Compare fractions with circle models
Circle models show show how to compare unlike fractions using a common denominator.
COMPARE FRACTIONS WITH CIRCLE MODELS INSTRUCTIONS
Follow the directions in the dialog box after pressing the <START> button. The <EXPLAIN> button may be pressed to see how to do the example.
When Compare Fractions starts, you will be given two fractions to compare, as in the example below:
You are to decide if the fraction on the left is less than, equal to, or greater than the fraction on the right. You will choose < for less than, = for equal to, or > for greater than. Shown in the dialog box are your choices of <, >, or =.
If the denominators are the same, the fraction with the larger numerator is larger and if the numerators are the same, the fraction with the larger denominator is smaller.
The following compare fractions illustration was made by Compare Fractions With Circles Designer:
The fractions 2⁄5 and 1⁄2 are pictured below:
Let's make the denominators the same so that we can compare the numerators. Fractions with the same denominators are like fractions.
Here, we will introduce the idea of the least common denominator or LCD. LCD is an idea that will be used in comparing, adding, and subtracting fractions. The LCD is the smallest number that both 5 and 2 will divide into evenly. Ten is the LCD for the fractions 2⁄5 and 1⁄ 2 because both denominators 5 and 2 divide evenly into 10.;
Once the LCD is found, each fraction is written with the LCD. As you can see by the illustration, 2⁄5 is equal to 4⁄10 and 1⁄ 2 is equal to 5⁄10. Once each fraction is renamed with a common denominator, you only have to compare the numerators. The larger the numerator the larger the fraction.
See the program RENAME IN HIGHER TERMS for more information on renaming fractions.
One way to determine the LCD is to see if the smaller denominator 2 will divide evenly into the larger denominator 5. If not, multiply the larger denominator by 2 to get 10. Will the smaller denominator 5 divide into 10? Yes, so 10 is the LCD. If not, multiply the larger denominator by 3, then 4, etc. until the smaller denominator divides into the product.
Another method is to multiply the two denominators and then divide that product by the greatest common factor(GCF) of the two denominators. The greatest common factor is the largest number that will divide evenly into the two denominators. In the example above the GCF of 5 and 2 is 1. The product of 5 and 2 is 10. Divide 10 by 1 and you get 10 for the LCD.

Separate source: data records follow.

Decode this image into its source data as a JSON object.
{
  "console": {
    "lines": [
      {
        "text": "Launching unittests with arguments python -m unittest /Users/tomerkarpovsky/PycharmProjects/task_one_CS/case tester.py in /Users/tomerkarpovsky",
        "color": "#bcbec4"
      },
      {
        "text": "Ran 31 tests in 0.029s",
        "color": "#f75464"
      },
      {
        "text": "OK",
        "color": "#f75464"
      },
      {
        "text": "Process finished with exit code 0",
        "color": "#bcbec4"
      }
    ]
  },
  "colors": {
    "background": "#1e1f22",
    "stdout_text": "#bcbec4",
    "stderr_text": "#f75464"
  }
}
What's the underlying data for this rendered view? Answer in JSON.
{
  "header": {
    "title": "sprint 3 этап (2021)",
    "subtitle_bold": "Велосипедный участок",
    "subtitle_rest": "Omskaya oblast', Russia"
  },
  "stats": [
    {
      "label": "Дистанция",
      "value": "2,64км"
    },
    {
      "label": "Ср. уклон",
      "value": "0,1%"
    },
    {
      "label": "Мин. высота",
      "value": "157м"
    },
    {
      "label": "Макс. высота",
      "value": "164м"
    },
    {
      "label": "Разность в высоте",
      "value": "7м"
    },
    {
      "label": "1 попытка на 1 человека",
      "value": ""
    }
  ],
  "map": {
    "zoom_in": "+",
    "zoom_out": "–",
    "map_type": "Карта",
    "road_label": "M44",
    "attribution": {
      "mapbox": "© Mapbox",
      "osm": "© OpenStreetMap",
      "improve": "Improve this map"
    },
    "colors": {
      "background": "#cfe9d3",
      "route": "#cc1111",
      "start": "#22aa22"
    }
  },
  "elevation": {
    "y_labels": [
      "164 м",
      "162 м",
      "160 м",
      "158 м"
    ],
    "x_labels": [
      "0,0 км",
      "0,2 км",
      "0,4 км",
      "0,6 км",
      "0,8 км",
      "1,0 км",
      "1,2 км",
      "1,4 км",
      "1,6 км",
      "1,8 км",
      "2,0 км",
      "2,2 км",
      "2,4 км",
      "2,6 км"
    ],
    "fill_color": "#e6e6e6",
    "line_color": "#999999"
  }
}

Also, you can see that 2⁄5 is less than half the circle so 2⁄5 is smaller.
Choose the < (less than) button if you think the first fraction is smaller than the second. Choose the = (equal button) if you think the two fractions are the same size. Choose the > (greater than) if you think
the fraction is larger. If correct, circles showing the comparative sizes of the two fractions will appear. Press the <EXPLAIN> button to see each fraction with the common denominator.
For more instruction on comparng fractions go to How To Compare Fractions.
After you press the <, =, or > button you may press the <REPORT> button. The report will ask for your name but you may submit a code for your name. This report will give same results as on the dialog box. The report may be printed or e-mailed.